EPA Proposes Lower Duwamish Waterway Cleanup Plan (USA)
The U.S. Environmental Protection Agency released a proposed plan to clean up the Lower Duwamish Waterway Superfund Site, the city’s chief industrial waterway located on the south end of Elliott Bay.
The release of the sediment cleanup plan marks the beginning of a public comment period.
“The Duwamish is Seattle’s river. This plan is the product of our close coordination among the governments and businesses responsible for cleanup, and the communities and tribes who use the river for their food and livelihood,” said Dennis McLerran, Regional Administrator for EPA Region 10. “This cleanup will ensure that the Duwamish will be healthier and safer for the people and communities who rely on it, while also keeping the river open for business.”
The proposed plan calls for cleanup of the most contaminated sediment and would reduce PCB contamination in the Duwamish River by at least 90 percent in conjunction with cleanups already underway at early action sites. The plan also includes an environmental justice analysis that examines the impacts of contamination on minority and low-income populations around the Superfund site. In addition, the plan has a source control strategy to minimize the release of pollutants that could re-contaminate waterway sediments.
EPA manages the cleanup of contaminated sediment and the Washington State Department of Ecology oversees pollution source control under a 2002 agreement to share management of the five-mile site.
“Source control targets pollutants both past and present, and represents a continuing commitment to protect against re-contamination of Duwamish sediments after the EPA cleanup,” said Jim Pendowski, Ecology’s toxics cleanup program manager. “It takes broad involvement – including public agencies, businesses, and local residents – to sustain this effort. We’re all responsible for the health of the Duwamish.”
Industry, storm drains, and combined sewer overflows have polluted the Lower Duwamish Waterway surface water and sediments over the past 100 years. Over 40 hazardous substances were found in sediments at concentrations that pose a risk to people and marine life. Resident Duwamish fish and shellfish, which are consumed by local communities, accumulate contaminants that are harmful to human health.
The primary contaminants of concern are PCBs, dioxins, arsenic and carcinogenic polycyclic aromatic hydrocarbons. EPA used scientific studies completed by the City of Seattle, King County, the Port of Seattle and Boeing to determine the extent of contamination and evaluate cleanup options.

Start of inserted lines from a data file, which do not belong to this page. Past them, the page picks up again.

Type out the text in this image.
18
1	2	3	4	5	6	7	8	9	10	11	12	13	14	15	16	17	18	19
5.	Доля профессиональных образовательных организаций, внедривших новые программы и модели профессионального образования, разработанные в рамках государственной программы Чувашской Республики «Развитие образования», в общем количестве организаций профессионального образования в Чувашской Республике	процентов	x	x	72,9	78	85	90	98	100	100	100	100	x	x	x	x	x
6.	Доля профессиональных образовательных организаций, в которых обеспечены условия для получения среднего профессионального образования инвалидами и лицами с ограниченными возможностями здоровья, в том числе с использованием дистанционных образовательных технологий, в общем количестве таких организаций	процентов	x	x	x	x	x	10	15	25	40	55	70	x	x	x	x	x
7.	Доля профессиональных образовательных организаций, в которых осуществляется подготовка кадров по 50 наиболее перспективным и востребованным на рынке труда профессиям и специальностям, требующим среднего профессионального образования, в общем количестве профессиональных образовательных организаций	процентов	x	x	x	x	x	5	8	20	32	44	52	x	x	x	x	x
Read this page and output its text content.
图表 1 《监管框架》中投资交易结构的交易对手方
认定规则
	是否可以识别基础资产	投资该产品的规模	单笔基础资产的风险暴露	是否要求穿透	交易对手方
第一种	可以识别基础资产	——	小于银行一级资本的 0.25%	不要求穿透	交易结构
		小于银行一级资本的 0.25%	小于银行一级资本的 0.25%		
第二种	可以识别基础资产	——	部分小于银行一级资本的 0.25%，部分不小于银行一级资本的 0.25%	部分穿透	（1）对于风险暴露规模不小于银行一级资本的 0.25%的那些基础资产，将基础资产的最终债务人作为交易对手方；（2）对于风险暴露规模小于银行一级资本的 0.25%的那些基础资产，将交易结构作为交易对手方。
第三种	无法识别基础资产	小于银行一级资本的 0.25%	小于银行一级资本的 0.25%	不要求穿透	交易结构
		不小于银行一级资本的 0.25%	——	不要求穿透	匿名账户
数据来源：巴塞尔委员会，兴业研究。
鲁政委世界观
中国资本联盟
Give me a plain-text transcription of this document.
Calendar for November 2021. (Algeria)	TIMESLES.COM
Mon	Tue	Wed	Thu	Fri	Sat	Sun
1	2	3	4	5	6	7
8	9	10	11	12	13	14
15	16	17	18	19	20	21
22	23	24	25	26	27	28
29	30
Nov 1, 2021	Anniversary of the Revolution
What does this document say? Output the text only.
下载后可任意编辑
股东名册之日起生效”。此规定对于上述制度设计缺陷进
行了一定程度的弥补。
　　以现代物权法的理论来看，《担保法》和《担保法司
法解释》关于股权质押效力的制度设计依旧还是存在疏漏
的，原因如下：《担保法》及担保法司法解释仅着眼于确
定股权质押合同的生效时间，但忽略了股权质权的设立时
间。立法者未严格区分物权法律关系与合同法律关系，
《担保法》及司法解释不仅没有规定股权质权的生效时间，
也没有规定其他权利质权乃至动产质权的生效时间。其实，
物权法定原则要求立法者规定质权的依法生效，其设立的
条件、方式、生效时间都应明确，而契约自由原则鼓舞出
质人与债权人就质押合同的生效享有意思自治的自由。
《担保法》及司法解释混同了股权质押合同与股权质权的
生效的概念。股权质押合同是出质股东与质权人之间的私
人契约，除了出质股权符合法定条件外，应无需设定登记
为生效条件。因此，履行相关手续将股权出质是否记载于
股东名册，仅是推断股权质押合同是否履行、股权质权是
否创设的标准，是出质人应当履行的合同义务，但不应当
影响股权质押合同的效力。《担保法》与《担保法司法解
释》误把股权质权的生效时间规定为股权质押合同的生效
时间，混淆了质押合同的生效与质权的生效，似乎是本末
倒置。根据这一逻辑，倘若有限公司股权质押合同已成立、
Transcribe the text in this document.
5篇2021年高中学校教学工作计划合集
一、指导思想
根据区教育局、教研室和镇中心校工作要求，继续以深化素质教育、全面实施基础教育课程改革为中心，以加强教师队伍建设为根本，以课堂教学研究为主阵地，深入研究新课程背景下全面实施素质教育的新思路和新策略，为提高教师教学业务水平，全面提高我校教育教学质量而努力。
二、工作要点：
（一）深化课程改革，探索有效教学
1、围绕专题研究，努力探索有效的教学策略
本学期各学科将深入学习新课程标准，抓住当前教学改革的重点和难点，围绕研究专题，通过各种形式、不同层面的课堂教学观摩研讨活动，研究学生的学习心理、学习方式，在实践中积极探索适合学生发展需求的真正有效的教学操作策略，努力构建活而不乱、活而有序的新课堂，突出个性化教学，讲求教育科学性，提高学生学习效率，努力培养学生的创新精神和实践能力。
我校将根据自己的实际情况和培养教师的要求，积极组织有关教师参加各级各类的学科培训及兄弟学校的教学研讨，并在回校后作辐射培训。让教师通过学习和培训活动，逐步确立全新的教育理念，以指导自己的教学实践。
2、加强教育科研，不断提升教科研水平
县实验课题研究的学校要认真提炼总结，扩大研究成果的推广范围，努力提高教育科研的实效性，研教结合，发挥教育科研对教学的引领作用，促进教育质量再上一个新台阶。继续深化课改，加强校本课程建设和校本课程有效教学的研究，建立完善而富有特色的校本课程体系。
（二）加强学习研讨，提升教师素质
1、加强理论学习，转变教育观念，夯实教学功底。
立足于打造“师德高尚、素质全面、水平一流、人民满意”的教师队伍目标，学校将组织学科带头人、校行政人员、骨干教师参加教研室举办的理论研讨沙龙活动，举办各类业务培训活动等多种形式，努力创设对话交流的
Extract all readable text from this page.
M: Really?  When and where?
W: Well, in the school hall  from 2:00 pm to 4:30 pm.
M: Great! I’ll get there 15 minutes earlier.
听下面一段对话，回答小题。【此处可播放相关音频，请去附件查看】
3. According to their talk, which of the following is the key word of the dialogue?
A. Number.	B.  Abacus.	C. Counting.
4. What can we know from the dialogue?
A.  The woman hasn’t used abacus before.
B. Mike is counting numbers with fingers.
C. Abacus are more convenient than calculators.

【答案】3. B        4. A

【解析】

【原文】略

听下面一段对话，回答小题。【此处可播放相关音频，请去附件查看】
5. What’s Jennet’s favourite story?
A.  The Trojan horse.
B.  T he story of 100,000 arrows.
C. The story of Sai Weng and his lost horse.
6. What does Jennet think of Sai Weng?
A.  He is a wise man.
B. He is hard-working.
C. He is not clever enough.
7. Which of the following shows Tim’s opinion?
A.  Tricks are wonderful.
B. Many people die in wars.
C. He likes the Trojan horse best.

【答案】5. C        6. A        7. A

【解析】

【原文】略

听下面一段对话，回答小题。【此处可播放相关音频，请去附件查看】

These parties recognized the need for cleanup measures and stepped up to do the work in areas of the river that contained the most contamination. The early action areas for cleanup are Slip 4, Terminal 117, Boeing Plant 2, Jorgensen Forge, Duwamish Diagonal and the Norfolk combined sewer overflow.
The proposed cleanup would address 156 acres of contaminated sediments through dredging, capping or enhanced natural recovery, including removal of nearly 800,000 cubic yards of contaminated sediments from the waterway. Enhanced natural recovery refers to the application of a thin layer of clean sand that would reduce contaminant levels more quickly than natural recovery, where natural sedimentation from the river creates a cleaner surface over time. An additional 256 acres with lower levels of contamination would benefit from monitored natural recovery.
Since 2002, Ecology, the City of Seattle and King County have worked to investigate and reduce pollution sources in the waterway’s 32-square-mile drainage area with a series of targeted initiatives:
-Conducted 3,100 inspections at over 1,300 businesses
-Performed 421 combined hazardous waste and water quality inspections under the state’s Urban Waters Initiative
-Collected over 800 samples to track and identify sources
-Cleaned over 30,000 feet of storm drain lines
Ecology has overseen cleanups or investigations at 22 contaminated industrial sites along or near the Duwamish under the state’s cleanup law. EPA has managed the federal cleanup process at eight sites. Ecology’s proposed source control strategy will carry these efforts into the future, including monitoring to track the strategy’s effectiveness.
The proposed cleanup would take approximately seven years to implement, with an additional ten years to reduce contaminant concentrations to the lowest predicted concentrations through natural recovery. The estimated cost of the proposed cleanup is $305 million.
The release of the proposed plan marks the beginning of a 105-day public comment period. The public can submit comments through the EPA website and at three public meetings scheduled for April and May.